C’est vrai aussi que les femmes regardent les hommes dans leurs accomplissements et pas leurs fesses ; là, il y a un comportement vraiment différent entre femme et homme. Je crois que les femmes inconsciemment évaluent la capacité de l’homme en tant que soutien de famille, d’où admiration, recherche du héros solide, etc. tandis que les hommes jaugent l’aspect physique de la femme d’abord.

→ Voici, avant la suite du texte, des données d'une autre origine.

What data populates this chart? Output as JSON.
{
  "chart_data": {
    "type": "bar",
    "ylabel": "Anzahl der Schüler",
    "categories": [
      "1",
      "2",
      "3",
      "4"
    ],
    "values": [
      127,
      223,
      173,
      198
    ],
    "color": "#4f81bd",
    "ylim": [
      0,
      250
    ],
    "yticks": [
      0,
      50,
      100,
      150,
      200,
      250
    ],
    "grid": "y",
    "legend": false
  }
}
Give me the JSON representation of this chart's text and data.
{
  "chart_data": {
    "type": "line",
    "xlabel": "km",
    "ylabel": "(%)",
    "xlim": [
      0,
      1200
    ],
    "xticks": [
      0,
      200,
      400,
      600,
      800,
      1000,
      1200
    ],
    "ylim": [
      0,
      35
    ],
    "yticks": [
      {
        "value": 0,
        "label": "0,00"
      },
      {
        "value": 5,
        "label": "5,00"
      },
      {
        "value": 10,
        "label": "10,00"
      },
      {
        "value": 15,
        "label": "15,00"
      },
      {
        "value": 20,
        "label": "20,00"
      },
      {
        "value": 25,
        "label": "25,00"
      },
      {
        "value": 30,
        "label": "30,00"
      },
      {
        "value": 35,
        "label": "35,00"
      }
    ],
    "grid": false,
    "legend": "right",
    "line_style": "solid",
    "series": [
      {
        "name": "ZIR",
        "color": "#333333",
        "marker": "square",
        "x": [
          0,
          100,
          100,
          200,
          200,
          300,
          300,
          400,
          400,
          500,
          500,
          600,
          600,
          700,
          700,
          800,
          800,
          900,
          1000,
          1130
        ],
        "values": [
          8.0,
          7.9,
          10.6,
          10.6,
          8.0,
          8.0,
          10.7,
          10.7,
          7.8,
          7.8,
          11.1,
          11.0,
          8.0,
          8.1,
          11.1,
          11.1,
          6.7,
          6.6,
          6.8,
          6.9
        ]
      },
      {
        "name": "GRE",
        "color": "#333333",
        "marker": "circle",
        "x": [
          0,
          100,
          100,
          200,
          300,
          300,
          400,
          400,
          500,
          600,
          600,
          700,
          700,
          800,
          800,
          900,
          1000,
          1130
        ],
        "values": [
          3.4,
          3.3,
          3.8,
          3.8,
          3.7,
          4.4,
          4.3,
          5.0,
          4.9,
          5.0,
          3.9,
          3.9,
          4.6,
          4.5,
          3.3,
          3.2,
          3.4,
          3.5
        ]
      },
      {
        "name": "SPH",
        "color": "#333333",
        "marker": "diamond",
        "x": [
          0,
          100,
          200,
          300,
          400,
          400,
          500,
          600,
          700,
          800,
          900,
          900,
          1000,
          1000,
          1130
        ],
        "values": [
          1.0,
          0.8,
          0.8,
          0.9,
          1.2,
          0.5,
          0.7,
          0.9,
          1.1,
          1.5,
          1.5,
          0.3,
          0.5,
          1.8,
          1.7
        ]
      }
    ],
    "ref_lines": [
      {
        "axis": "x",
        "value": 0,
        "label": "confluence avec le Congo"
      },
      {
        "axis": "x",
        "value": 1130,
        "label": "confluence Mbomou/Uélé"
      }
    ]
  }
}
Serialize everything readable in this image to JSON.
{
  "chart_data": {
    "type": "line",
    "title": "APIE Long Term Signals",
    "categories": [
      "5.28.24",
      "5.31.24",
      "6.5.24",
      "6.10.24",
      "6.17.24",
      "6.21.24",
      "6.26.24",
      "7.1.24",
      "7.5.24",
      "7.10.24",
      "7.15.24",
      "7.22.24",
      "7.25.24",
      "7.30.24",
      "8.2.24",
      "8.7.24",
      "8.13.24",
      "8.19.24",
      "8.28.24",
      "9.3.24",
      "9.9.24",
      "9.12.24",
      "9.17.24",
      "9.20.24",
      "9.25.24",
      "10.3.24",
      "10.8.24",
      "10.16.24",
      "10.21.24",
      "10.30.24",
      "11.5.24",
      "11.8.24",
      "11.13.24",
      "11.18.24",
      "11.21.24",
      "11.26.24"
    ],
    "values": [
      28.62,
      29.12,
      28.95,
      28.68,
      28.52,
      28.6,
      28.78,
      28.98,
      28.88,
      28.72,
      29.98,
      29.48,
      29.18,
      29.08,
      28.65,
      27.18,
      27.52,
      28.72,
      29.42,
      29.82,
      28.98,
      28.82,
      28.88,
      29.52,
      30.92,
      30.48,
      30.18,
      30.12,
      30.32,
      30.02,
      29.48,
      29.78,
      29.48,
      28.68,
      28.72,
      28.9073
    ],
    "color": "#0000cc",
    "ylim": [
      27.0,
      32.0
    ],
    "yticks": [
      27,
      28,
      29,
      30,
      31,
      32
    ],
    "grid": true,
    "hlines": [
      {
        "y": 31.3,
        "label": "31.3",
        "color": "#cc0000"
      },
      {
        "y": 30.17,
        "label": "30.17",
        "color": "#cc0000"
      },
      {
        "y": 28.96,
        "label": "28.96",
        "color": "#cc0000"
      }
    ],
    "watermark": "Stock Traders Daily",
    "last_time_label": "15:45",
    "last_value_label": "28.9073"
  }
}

Bien sûr qu’il faut aller au delà de ce genre de comportement, mais c’est là, en soi, et ça doit jouer même dans le regard que l’on porte sur un enseignant spirituel.
Et justement, en tant que femme, est-ce que j’accorde autant de confiance à une femme qui enseigne qu’à un homme ? je ne parle pas de Tenzin Palmo, mais d’une nonne lambda face à un moine lambda ? Est-ce que inconsciemment je ne suis pas conditionnée par cette image de l’homme qui sait ?
Dans le passé, on n’envisageait même pas une femme médecin, ni chirurgien, les choses évoluent, mais je suis d’accord, on doit être soi-même ultra vigilante pour ne pas se laisser piéger dans des comportements qui nuisent à toutes les femmes. Nadine.